At 10.30 AM on a crucial workday, my mobile network suddenly went dark—zero connectivity. My heart raced since I needed that connection for… hmmm.. EVERYTHING. Eventually, we discovered that the outage affected the entire city, revealing a surprising vulnerability in our telecommunications infrastructure.

I had always assumed companies distribute mobile towers spatially, meaning a problem in one area would only affect a small region. However, this incident exposed a critical insight: one hub controlled all city networks. This realization was alarming because if something goes wrong at the hub, it cascades through the entire system, affecting millions of users simultaneously.

This experience taught me a valuable lesson about system dependencies and failure points—a lesson that directly applies to how we should approach data analysis. In fact, the parallels between telecommunications infrastructure and data workflows became increasingly clear as I examined my own analytical processes.

In my data analysis workflow, I use three interdependent scripts that function like a chain of command. Script 1 performs data cleaning, taking raw data and outputting a cleaned version. Building on this foundation, Script 2 generates new variables, taking Script 1’s output as its input and producing a more refined dataset. Finally, Script 3 creates visualizations, using the clean data from Script 2 to generate meaningful insights.

To coordinate these components, I have a master script that automates the execution of all these scripts sequentially—similar to a “hub” that coordinates all the mobile towers. While this workflow mirrors the mobile network’s centralized control system, I’ve implemented a crucial difference: unlike the mobile network’s workflow, I don’t solely rely on the master script.
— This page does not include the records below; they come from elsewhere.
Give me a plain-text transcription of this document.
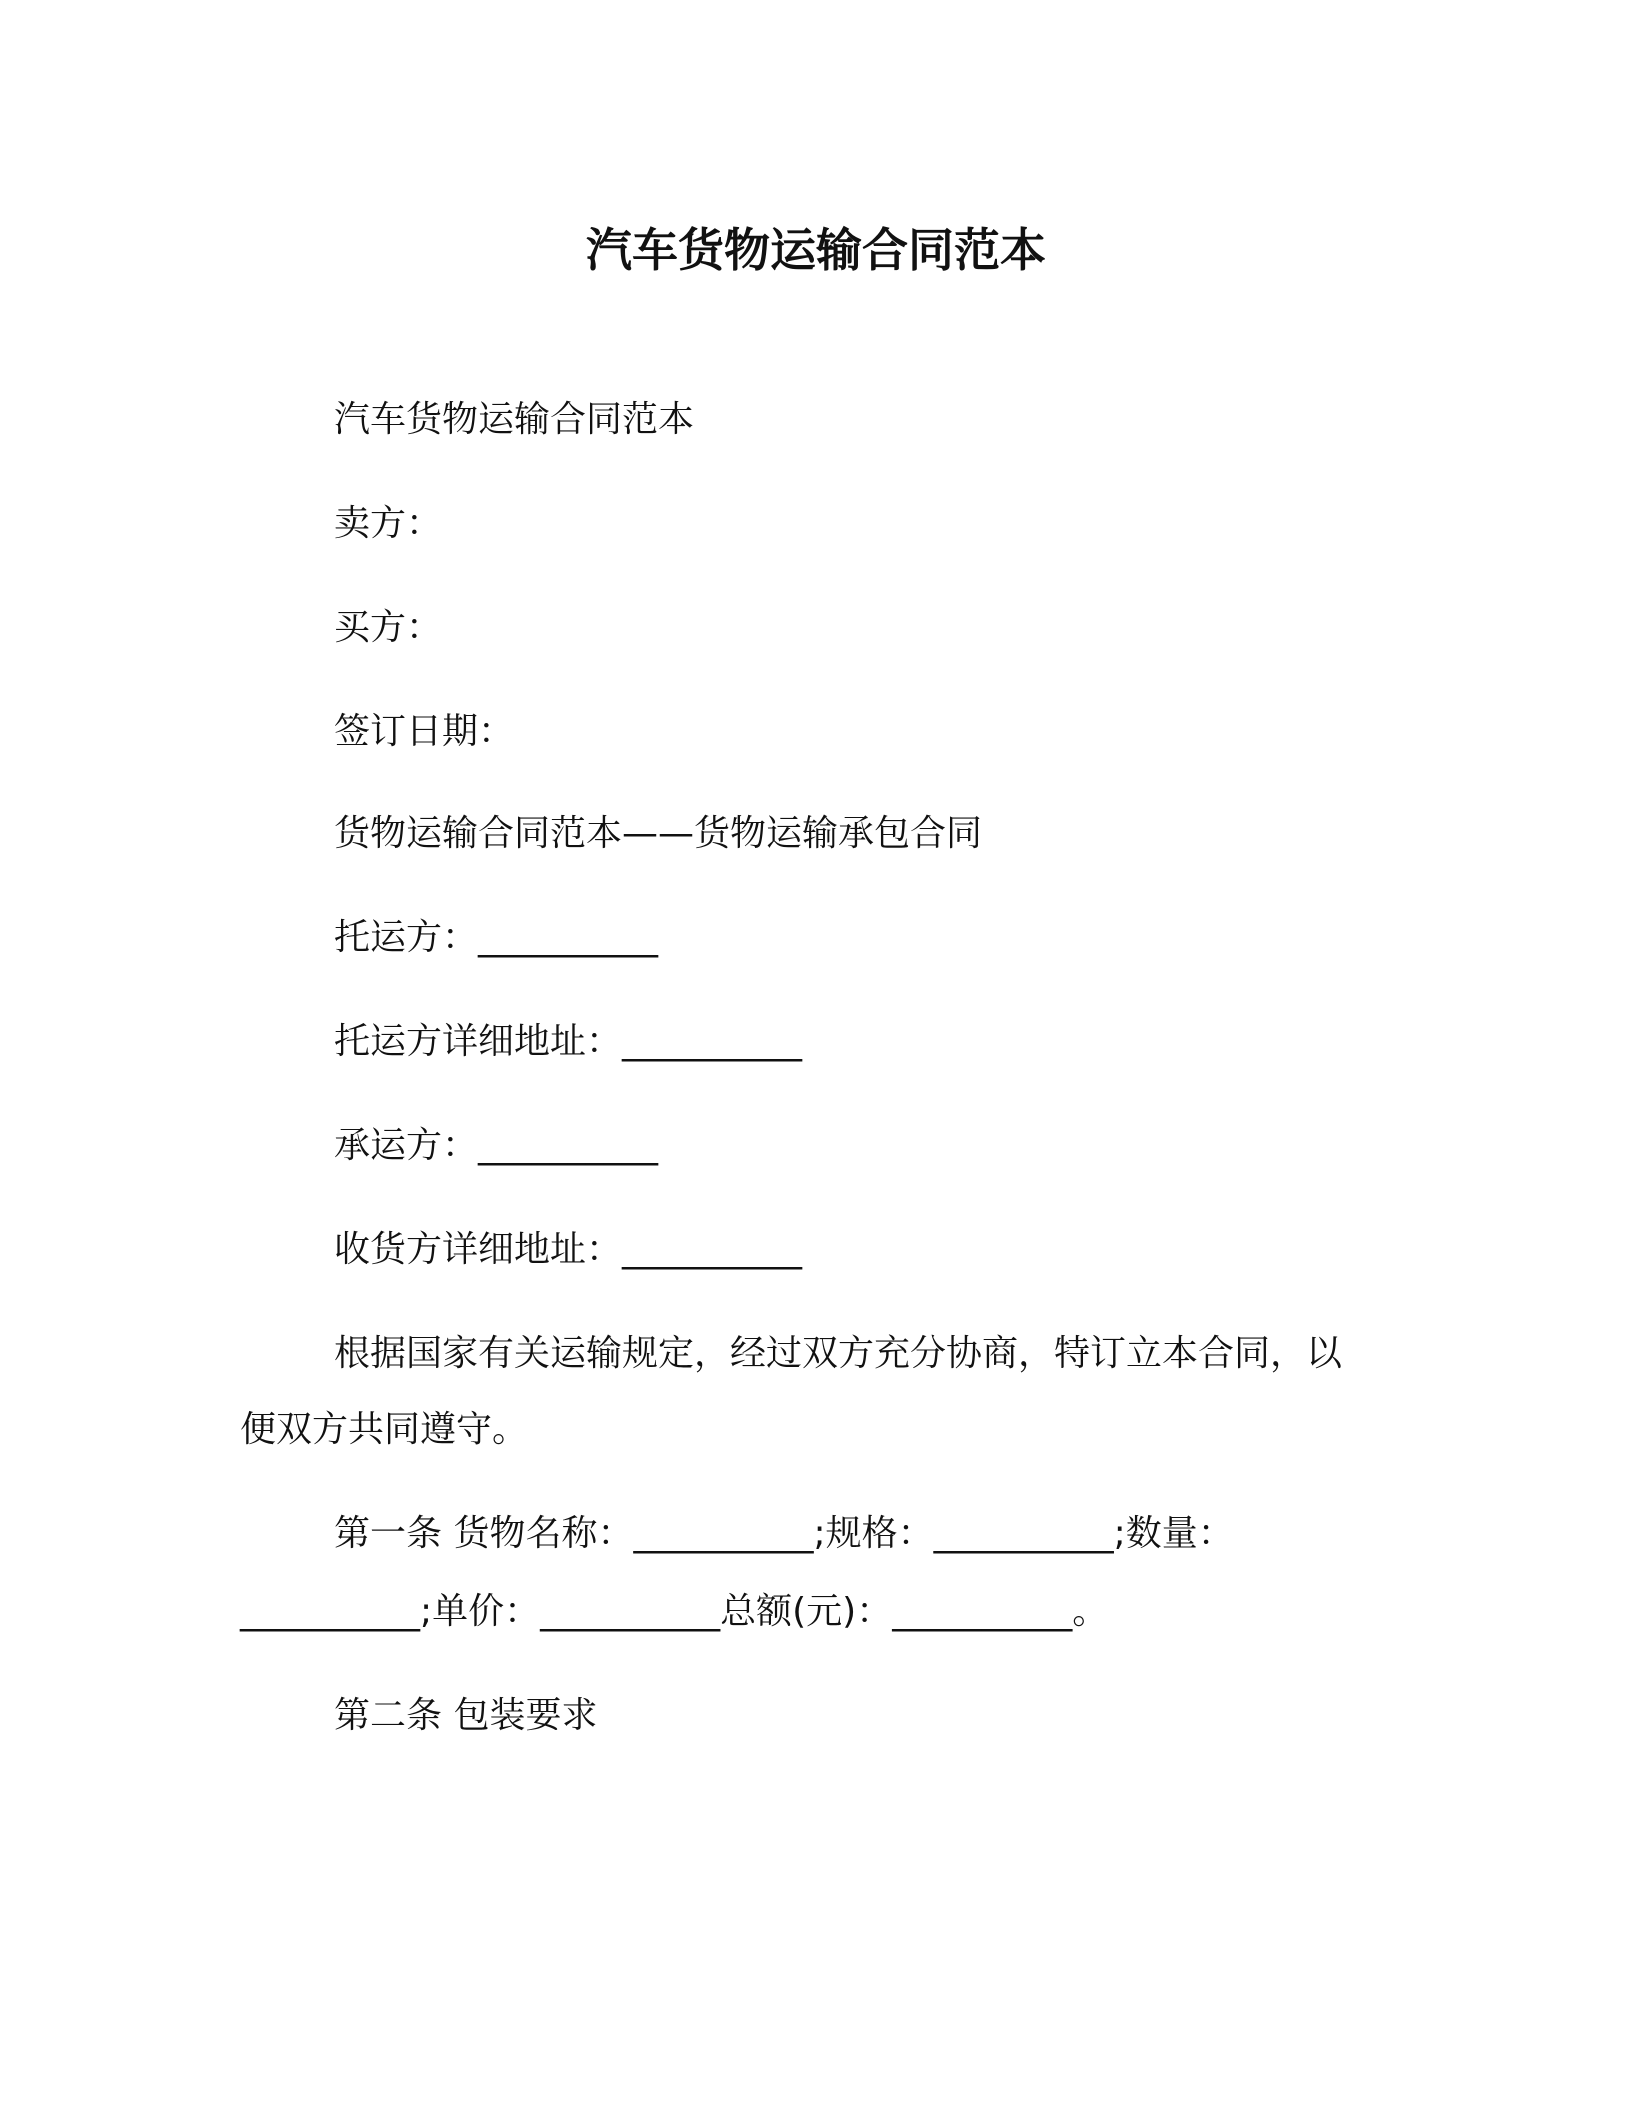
汽车货物运输合同范本
汽车货物运输合同范本
卖方：
买方：
签订日期：
货物运输合同范本——货物运输承包合同
托运方：__________
托运方详细地址：__________
承运方：__________
收货方详细地址：__________
根据国家有关运输规定，经过双方充分协商，特订立本合同，以
便双方共同遵守。
第一条 货物名称：__________;规格：__________;数量：
__________;单价：__________总额(元)：__________。
第二条 包装要求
Even if something goes wrong, I can still manually run each script (1, 2, and 3) individually.

The real issue arises if one of these scripts or their outputs is missing, as this would break the sequence. To mitigate this risk, I’ve always ensured I store the outputs of Script 1, so Script 2 can proceed even if Script 1 is not re-run. Although this approach diverges from reproducibility principles, where data scientists typically discourage saving intermediate outputs and expect workflows to run seamlessly from start to finish, being prepared for unexpected failures has proven invaluable.

To protect my workflows, I implement three comprehensive strategies:

Use a Master Script but Avoid Total Dependence
While I use a master script for efficiency, I never trust it blindly. Each script is self-contained, clearly indicating its start and end points. When an error occurs, the scripts halt with a message, allowing me to pinpoint where the problem happened. For example, if I see the “data cleaning is completed” prompt, I know the issue lies in the next step, so I can directly revisit Script 3.
Save Intermediate Outputs for Resilience
Although it deviates from strict reproducibility principles, I save intermediate outputs as safety nets. To maintain updated datasets, I still run the master script to regenerate intermediates when raw data changes. This ensures consistency while providing a fallback option if the master script fails.
Backup Raw Data in Multiple Locations
I maintain backups of raw data in three different locations, ensuring I’m not left stranded in case of data loss or corruption.

Just as a city’s mobile network relies on a central hub, many data analysis workflows depend on critical sequential steps. This vulnerability brings me to Murphy’s Law: Anything that can go wrong will go wrong. By embracing this mindset, we can better protect our analyses through careful preparation. The key questions become: Are we prepared if something fails? Do we have backups? Have we stored critical outputs in multiple locations? Addressing these concerns proactively often helps avoid disaster.

Thinking through these potential pitfalls before starting an analysis ensures preparedness. Once a solid plan is in place, it can serve as a template for future projects. The ultimate question remains: Are you prepared for when things go wrong?